President Obama was a YouTube star twice over the last week.

President ObamaYouTube President Obama at the White House Correspondents’ Association dinner on April 30.

His late-night address to the nation announcing that Osama bin Laden had been killed on May 1 was watched nearly 5.4 million times in the week that followed. Through Sunday, the nine-minute video had racked up twice as many views as any of the other 1,900 videos on the official White House channel on YouTube.

Presumably, some people who went to bed before Mr. Obama’s announcement at 11:35 p.m. Eastern time wanted to watch it in full when they woke up the next day.
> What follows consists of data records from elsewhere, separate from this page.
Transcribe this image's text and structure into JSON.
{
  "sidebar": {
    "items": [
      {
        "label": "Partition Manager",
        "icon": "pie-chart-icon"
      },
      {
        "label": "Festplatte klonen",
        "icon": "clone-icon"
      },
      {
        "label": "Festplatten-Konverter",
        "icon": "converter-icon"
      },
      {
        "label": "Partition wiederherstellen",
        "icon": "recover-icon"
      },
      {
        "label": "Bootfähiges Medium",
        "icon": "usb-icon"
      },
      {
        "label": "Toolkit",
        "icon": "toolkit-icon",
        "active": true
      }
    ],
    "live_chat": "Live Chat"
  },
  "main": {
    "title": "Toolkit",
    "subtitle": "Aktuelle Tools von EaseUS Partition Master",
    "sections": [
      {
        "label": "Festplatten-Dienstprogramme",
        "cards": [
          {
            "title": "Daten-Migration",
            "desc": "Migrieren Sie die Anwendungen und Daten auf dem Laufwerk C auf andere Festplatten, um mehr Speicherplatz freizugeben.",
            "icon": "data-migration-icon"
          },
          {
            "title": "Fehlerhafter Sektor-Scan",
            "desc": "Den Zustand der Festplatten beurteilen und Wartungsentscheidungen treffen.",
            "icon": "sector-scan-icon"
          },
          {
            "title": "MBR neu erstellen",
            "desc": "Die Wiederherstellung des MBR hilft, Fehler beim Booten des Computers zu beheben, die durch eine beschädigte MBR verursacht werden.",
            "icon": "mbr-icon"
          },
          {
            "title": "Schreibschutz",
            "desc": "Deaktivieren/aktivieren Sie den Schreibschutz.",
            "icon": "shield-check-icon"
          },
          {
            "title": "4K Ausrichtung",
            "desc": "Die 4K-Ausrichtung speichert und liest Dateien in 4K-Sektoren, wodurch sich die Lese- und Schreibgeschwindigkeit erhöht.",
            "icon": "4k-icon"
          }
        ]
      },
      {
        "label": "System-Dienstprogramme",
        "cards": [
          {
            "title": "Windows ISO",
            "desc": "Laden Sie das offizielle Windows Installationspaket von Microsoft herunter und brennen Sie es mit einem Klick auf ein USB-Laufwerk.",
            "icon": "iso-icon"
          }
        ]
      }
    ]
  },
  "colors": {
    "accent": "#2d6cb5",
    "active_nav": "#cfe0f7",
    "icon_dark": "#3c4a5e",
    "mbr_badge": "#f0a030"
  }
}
But a different speech — the one Mr. Obama delivered at the White House Correspondents’ Association dinner a day before the Bin Laden announcement — garnered even more online viewers. That 19-minute video, posted by C-Span, had been viewed nearly 7.2 million times through Sunday, making it the single most popular speech by the president on YouTube.

Some people doubtless wanted to hear how Mr. Obama had skewered Donald Trump, who happened to be sitting in the same room. Mr. Obama’s punch lines took on more significance when it became evident that he had delivered them while the assault on Bin Laden was being prepared.

Mr. Obama’s previously most popular YouTube clip involved his March 2008 campaign speech about race, “A More Perfect Union,” which has been watched about 6.8 million times.

But it appears viewers had much more to say about the Bin Laden announcement, which has generated more than 130,000 comments, than Mr. Obama’s comedic dinner speech, which has yielded about 35,000.